AMS measurements of cosmogenic nuclide concentrations resolve mountain landscape evolution and the glacial history in the Pamir, Central Asia

Secondary cosmic rays interact with terrestrial materials in the atmosphere and near the Earth's surface to produce cosmogenic radionuclides. The production and accumulation of cosmogenic ¹⁰Be and ²⁶Al in quartz allows geologists to investigate processes of landscape evolution such as erosion, landsliding, sediment transport and deposition on time scales of thousands to few millions of years. The Pamir mountains at the western end of the India-Asia collision zone have been in the focus of geologic research since the early 2000s. While the tectonic evolution of the Pamir is increasingly well understood, the drivers of Pamir landscape evolution remain elusive. The western Pamir is characterized by an extreme topographic relief with summit and valley elevations of 6-7 km and 2-3 km, respectively; the eastern Pamir is a low-relief plateau at ~4 km. This contrast may be attributed to higher precipitation in the western Pamir driving faster river incision and erosion compared to the arid east. Alternatively, the relief may be controlled by spatially variable, tectonically forced surface uplift. Field observations suggest that Pleistocene glaciation of the Pamir was much more extensive than modern glaciation, and that glaciation had a significant impact on the evolution of the Pamir landscape.
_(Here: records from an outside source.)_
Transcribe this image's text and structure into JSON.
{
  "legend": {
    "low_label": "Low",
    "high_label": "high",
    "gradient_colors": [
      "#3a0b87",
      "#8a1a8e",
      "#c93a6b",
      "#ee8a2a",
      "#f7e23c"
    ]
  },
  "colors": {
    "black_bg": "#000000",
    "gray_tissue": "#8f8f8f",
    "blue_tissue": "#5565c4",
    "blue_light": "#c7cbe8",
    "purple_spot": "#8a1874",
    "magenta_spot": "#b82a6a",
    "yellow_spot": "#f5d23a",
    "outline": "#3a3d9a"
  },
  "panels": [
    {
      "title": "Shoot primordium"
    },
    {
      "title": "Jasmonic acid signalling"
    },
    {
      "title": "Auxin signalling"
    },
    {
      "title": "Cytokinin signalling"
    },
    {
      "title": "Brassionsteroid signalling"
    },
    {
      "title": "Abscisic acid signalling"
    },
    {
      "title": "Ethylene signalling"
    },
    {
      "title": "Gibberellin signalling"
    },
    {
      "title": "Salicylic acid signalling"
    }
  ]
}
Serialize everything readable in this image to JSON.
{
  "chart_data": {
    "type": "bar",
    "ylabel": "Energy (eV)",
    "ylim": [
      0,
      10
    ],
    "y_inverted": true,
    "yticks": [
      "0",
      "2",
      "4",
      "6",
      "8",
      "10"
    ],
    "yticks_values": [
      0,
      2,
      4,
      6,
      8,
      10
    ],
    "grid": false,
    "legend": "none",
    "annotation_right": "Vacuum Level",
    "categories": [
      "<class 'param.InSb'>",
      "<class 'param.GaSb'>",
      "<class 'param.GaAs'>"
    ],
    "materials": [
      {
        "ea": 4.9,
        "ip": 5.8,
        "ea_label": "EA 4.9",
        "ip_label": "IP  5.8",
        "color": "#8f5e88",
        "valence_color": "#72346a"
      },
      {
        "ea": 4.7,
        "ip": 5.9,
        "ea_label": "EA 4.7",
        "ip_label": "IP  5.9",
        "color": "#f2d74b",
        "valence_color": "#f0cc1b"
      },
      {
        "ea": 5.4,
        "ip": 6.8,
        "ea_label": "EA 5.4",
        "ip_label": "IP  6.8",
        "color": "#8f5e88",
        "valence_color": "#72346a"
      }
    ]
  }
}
We use cosmogenic ¹⁰Be and ²⁶Al concentrations in moraine boulders, glacially polished bedrock and glacio-alluvial sediment deposits to determine the timing and extent of past glacial stages with the goal to better understand what controls landscape evolution in the Pamir. Our results indicate that early Holocene (~10 ka) glaciation was more extensive than previously thought, and that at that time the western Pamir was much more strongly glaciated than the east. The most widespread glaciation occurred at ≥200 ka covering most of the western Pamir and possibly also much of the east Pamir plateau. These results strengthen our hypothesis that the glacial history of the Pamir had a significant impact on its landscape evolution.